Toplumun dokusunu en çok zedeleyen şeylerden biri, insanların kendilerini sergileme tutkusu… Kimi bunu bedeniyle yapıyor, kimi malıyla, kimi makamıyla. Kimi de ibadetini, iyiliğini gösterişe dönüştürüyor. Adına ister teşhircilik deyin ister riyâ; aslında kökü aynı: insanın kendini merkez yapması.
Bugün psikolojide “teşhircilik” denildiğinde akla ilk olarak cinsel bir sapma gelir. İnsan, bedeninin mahrem yerlerini rızasız bir topluluğa göstererek haz alır. Bu yalnızca bireyin ruhsal dengesi için değil, toplumun ahlâkî sağlığı için de ciddi bir tehdittir. Zira hayasızlık bulaşıcıdır; bir yerde sınırlar aşıldığında, diğerleri için de “olağan” hale gelir.
Ama mesele sadece bu kadar değil. Teşhircilik mecazî bir hâl de alıyor. Günümüzde bu en çok sosyal medyada görülüyor. İnsanlar yediğini, içtiğini, tatilini, aldığı hediyeyi, taktığı takıyı, binip indiği arabayı paylaşmadan duramıyor. “Bakın ben neyim, neredeyim, ne yiyorum!” demek bir tür gösteriş hastalığına dönüşmüş durumda.
Gösterişin bu hâli ise İslam ahlakında “riyâ” olarak adlandırılmış. Kur’an bu tip davranışları sert bir dille uyarıyor: “Onlar namaza kalktıklarında üşenerek kalkarlar, insanlara gösteriş yaparlar…” (Nisâ, 142). Bugün bunu ibadetlerimizde bile görebiliyoruz. Yardım paketini dağıtırken kameraya bakan, Kur’an okurken sosyal medyaya story atan, namazını insanlara göstermek için paylaşan bir kültür gelişti. İyilik bile gösteriye dönüştü.
Peki çözüm nerede? İşte tam burada İslam’ın iki büyük ahlâk pusulası devreye giriyor: Hayâ ve İhlâs.
Hayâ, insanın kendi varlığını edep terazisine koymasıdır. Gözünü, dilini, bedenini kontrol altına almak; “Bunu Rabbim görse hoşnut olur mu?” diye sormaktır. Hayâ, yalnızca utanmak değil; aynı zamanda saygı ve sorumluluk bilincidir. Teşhircilik hayasızlık ise, hayâ iffetin ve takvanın koruyucusudur.

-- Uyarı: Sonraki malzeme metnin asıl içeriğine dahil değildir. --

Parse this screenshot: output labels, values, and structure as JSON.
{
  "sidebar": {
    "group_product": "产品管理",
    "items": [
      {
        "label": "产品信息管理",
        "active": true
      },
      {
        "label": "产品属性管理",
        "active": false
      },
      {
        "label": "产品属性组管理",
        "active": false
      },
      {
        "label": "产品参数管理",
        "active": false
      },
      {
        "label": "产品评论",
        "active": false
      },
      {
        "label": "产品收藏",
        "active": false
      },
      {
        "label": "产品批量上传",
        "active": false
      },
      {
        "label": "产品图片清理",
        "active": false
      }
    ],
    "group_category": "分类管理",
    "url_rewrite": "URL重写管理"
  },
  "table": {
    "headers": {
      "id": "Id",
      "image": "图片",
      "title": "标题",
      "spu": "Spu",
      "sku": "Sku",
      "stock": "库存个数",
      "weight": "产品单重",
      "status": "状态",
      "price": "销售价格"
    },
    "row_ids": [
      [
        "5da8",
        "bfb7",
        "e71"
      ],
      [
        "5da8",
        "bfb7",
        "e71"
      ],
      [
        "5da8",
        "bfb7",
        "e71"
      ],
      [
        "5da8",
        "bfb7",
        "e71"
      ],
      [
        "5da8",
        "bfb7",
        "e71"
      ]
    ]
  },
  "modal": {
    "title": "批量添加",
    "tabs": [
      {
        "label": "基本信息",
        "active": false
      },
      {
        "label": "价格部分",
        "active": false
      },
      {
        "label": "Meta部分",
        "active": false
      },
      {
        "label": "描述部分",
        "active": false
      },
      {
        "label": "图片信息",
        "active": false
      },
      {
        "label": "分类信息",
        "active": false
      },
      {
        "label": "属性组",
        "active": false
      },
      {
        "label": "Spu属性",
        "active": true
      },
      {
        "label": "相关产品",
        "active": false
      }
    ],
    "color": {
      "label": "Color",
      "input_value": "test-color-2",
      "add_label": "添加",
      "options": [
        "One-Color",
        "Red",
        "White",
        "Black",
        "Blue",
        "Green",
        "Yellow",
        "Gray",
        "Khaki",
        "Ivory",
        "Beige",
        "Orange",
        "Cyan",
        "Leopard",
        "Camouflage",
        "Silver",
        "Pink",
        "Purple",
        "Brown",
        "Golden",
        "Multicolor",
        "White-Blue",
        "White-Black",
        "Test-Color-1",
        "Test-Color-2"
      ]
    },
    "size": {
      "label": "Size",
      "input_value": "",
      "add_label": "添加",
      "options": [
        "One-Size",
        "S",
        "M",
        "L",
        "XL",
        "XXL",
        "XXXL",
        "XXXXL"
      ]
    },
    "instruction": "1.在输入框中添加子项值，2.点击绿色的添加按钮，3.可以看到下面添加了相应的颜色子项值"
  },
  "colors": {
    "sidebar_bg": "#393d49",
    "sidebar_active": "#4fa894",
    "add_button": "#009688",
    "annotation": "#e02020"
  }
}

İhlâs ise amelin özüdür. İnsanın yaptığı iyiliği, kıldığı namazı, verdiği sadakayı yalnızca Allah için yapmasıdır. İnsanların alkışı için yapılan bir iyilik, gönüllere ulaşmaz. Ama Allah için yapılan küçük bir amel bile, dağları yerinden oynatacak kadar güçlüdür.
Bugün toplumsal hayatımızda hayâ ve ihlâsı kaybettikçe; ekranlarda teşhir, sosyal medyada gösteriş, sokaklarda kibir büyüyor. Tüketim kültürü bizi daha çok sergilemeye, daha çok övünmeye çağırıyor. Ama unutmamız gereken basit bir hakikat var: Hayâ imanın süsüdür, ihlâs amelin özüdür.
Toplumun yeniden dirilişi de, bireyin yeniden huzuru da ancak bu iki kavramla mümkündür.